憲法記念日に考える 人類の英知の結晶ゆえ

2021年5月3日 07時14分
 外務大臣公邸で日本政府と連合国軍総司令部(GHQ)が新憲法の秘密会談を持ちました。一九四六年二月十三日のことです。
 東京の旧麻布区市兵衛町(現在の港区六本木一丁目)にあった公邸は空襲で爆撃を受け、玄関に壁はなかったそうです。
 その日を境にして、新憲法案の姿ががらりと変わりました。
 政府の「憲法問題調査委員会」がつくった案は明治憲法とさほど変わりばえせず、GHQは不満を持っていたのです。何しろ天皇主権はそのままですから。
 「問題を言葉の見せかけと西方に向かってお辞儀だけで解決しようとしていた」とGHQ民政局に酷評されています。

◆戦争は社会契約を攻撃

 午前十時。ホイットニー民政局長は太陽を背に座りました。当時の吉田茂外相や同委員会のトップだった松本烝治国務相の顔が最もよく見えるように…。そして、GHQは自らの憲法案を提示したのです。そのとき米国の飛行機が上空を飛んで行きました。
 ホイットニーがポーチから庭の日当たりのいい場所に出ている間、日本側はGHQ案を熟読しています。

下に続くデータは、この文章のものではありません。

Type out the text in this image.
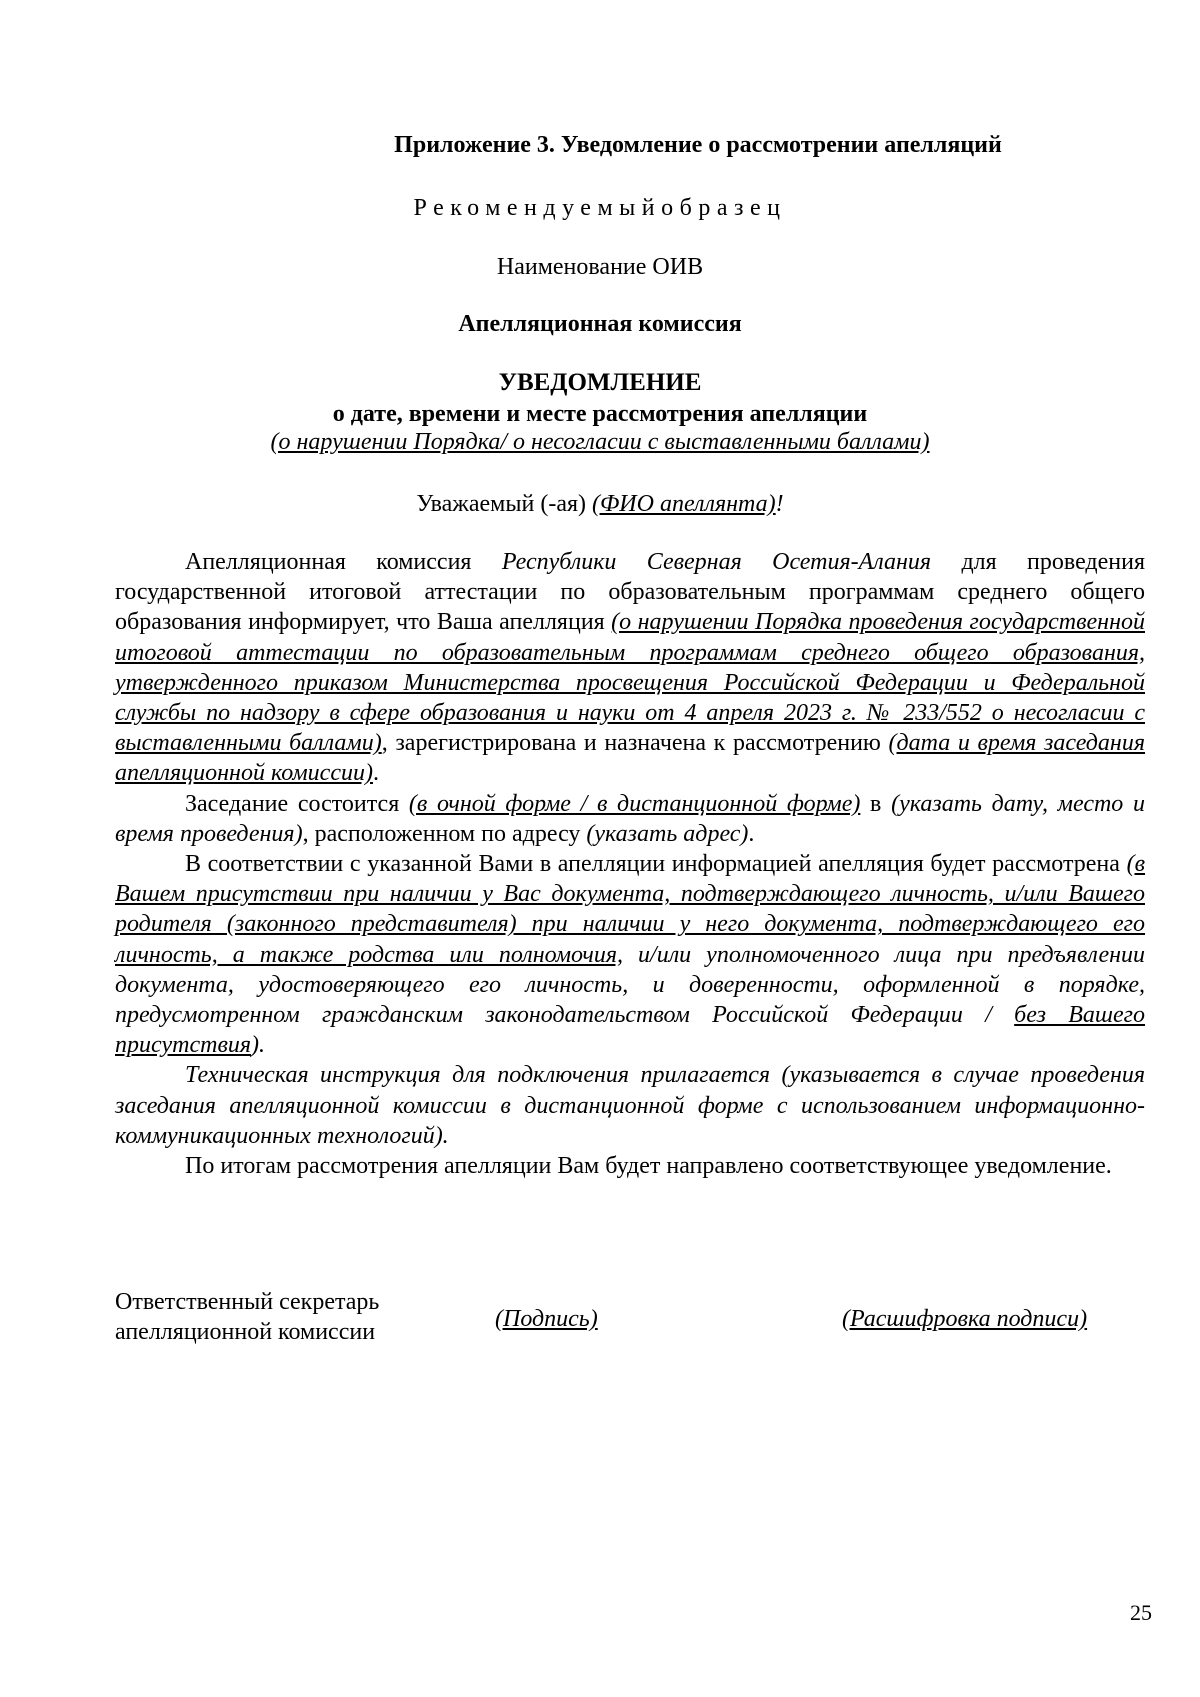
Приложение 3. Уведомление о рассмотрении апелляций

Рекомендуемыйобразец

Наименование ОИВ

Апелляционная комиссия

УВЕДОМЛЕНИЕ

о дате, времени и месте рассмотрения апелляции

(о нарушении Порядка/ о несогласии с выставленными баллами)

Уважаемый (-ая) (ФИО апеллянта)!

Апелляционная комиссия Республики Северная Осетия-Алания для проведения государственной итоговой аттестации по образовательным программам среднего общего образования информирует, что Ваша апелляция (о нарушении Порядка проведения государственной итоговой аттестации по образовательным программам среднего общего образования, утвержденного приказом Министерства просвещения Российской Федерации и Федеральной службы по надзору в сфере образования и науки от 4 апреля 2023 г. № 233/552 о несогласии с выставленными баллами), зарегистрирована и назначена к рассмотрению (дата и время заседания апелляционной комиссии).

Заседание состоится (в очной форме / в дистанционной форме) в (указать дату, место и время проведения), расположенном по адресу (указать адрес).

В соответствии с указанной Вами в апелляции информацией апелляция будет рассмотрена (в Вашем присутствии при наличии у Вас документа, подтверждающего личность, и/или Вашего родителя (законного представителя) при наличии у него документа, подтверждающего его личность, а также родства или полномочия, и/или уполномоченного лица при предъявлении документа, удостоверяющего его личность, и доверенности, оформленной в порядке, предусмотренном гражданским законодательством Российской Федерации / без Вашего присутствия).

Техническая инструкция для подключения прилагается (указывается в случае проведения заседания апелляционной комиссии в дистанционной форме с использованием информационно-коммуникационных технологий).

По итогам рассмотрения апелляции Вам будет направлено соответствующее уведомление.

Ответственный секретарь
апелляционной комиссии	(Подпись)	(Расшифровка подписи)
25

四十分後に部屋に戻ると、吉田の表情は暗く、不機嫌でした。国民主権や象徴天皇制、戦争廃止などの条文があったのです。
 米国側文書に基づく描写です。「これが受け入れられれば天皇は安泰だ」とホイットニーが言ったとも…。
 「押しつけ憲法だ」と言われるゆえんですが、実際に天皇の戦争責任を問うオーストラリアやソ連などでつくる極東委員会が始まる直前でもありました。
 十八世紀の哲学者ルソーの教えでは、戦争とは相手国の社会契約に対する攻撃です。つまり敗戦国は従前の社会契約を破棄し、新しい原理の社会契約を国民との間で結び直さねばなりません。

◆平和を道徳だけにせぬ

 それが新憲法をつくる意義です。なのに日本側は「伝統的な原理および古い習慣に固執」(民政局報告書)していたから、GHQは極東委員会の開催を前に、しびれをきらしたのです。
 そもそも四五年七月のポツダム宣言に日本は従う義務があります。非軍事化と民主化、基本的人権などの確立、「国民による平和的政府の樹立」などが列挙されていました。まるで日本国憲法の骨格のようでもあります。
 昭和天皇による九月の「平和国家の確立」の勅語(ちょくご)、翌年正月の「人間宣言」も重要です。
 何より民間の「憲法研究会」による新憲法案が四五年十二月にGHQに出されていたことに注目すべきです。これにはGHQ側が強い関心を持ったことが判明しています。こんな内容でした。
 統治権は天皇ではなく「国民ヨリ発ス」と、まず国民主権を。さらに天皇は「儀礼ヲ司(つかさど)ル」とあります。人権保障の条項も一新し、労働権や男女平等、学術や教育の自由の規定もありました。
 中心人物の一人は在野の憲法学者・鈴木安蔵です。明治時代の自由民権運動を研究した人物です。内容は日本国憲法そっくりです。「民間の草案を土台とできる」などとGHQの高官が評価したのも納得できます。
 近代憲法の第一段階は基本的人権の保障です。第二段階は生存権や労働者の諸権利など社会権の装備です。平和主義に立ち、平和的生存権をうたった日本国憲法は第三段階です。最先端のレベルといえます。では、戦争放棄が誕生した経緯は何でしょう。
 当時の首相・幣原喜重郎が四六年一月二十四日、連合国軍最高司令官マッカーサーを訪ね、提案した説を重視します。
 幣原が死ぬ前に真相を語った文書やマッカーサーの米国議会での証言、自伝など生々しい史料が豊富だからです。外相時代の幣原が軍縮条約や不戦条約にかかわった経験ともつながっています。
 平和主義は、太平洋戦争で未曽有の犠牲者を生み、原爆を体験した日本ゆえの選択でもあったと思います。
 戦争放棄の九条は「日本国民は、正義と秩序を基調とする国際平和を誠実に希求し」で始まりますが、これはGHQ案にも政府案にもなかった文言です。
 社会党の鈴木義男が議会の小委員会で提案しました。戦前に東北大教授だった人で、法律家として「平和が道徳で終わらないように」という信念がありました。

◆国民の支持あってこそ

 つまり米国からの外力、国内の内力を合わせ、人類の英知を詰め込んだ憲法となったのです。施行後に「押しつけ」を疑った極東委員会が再検討を促したものの、四九年に断念しました。国民の圧倒的な支持があったためです。
 今なお押しつけ論を述べる勢力がありますが、歴史を深く顧みてほしいものです。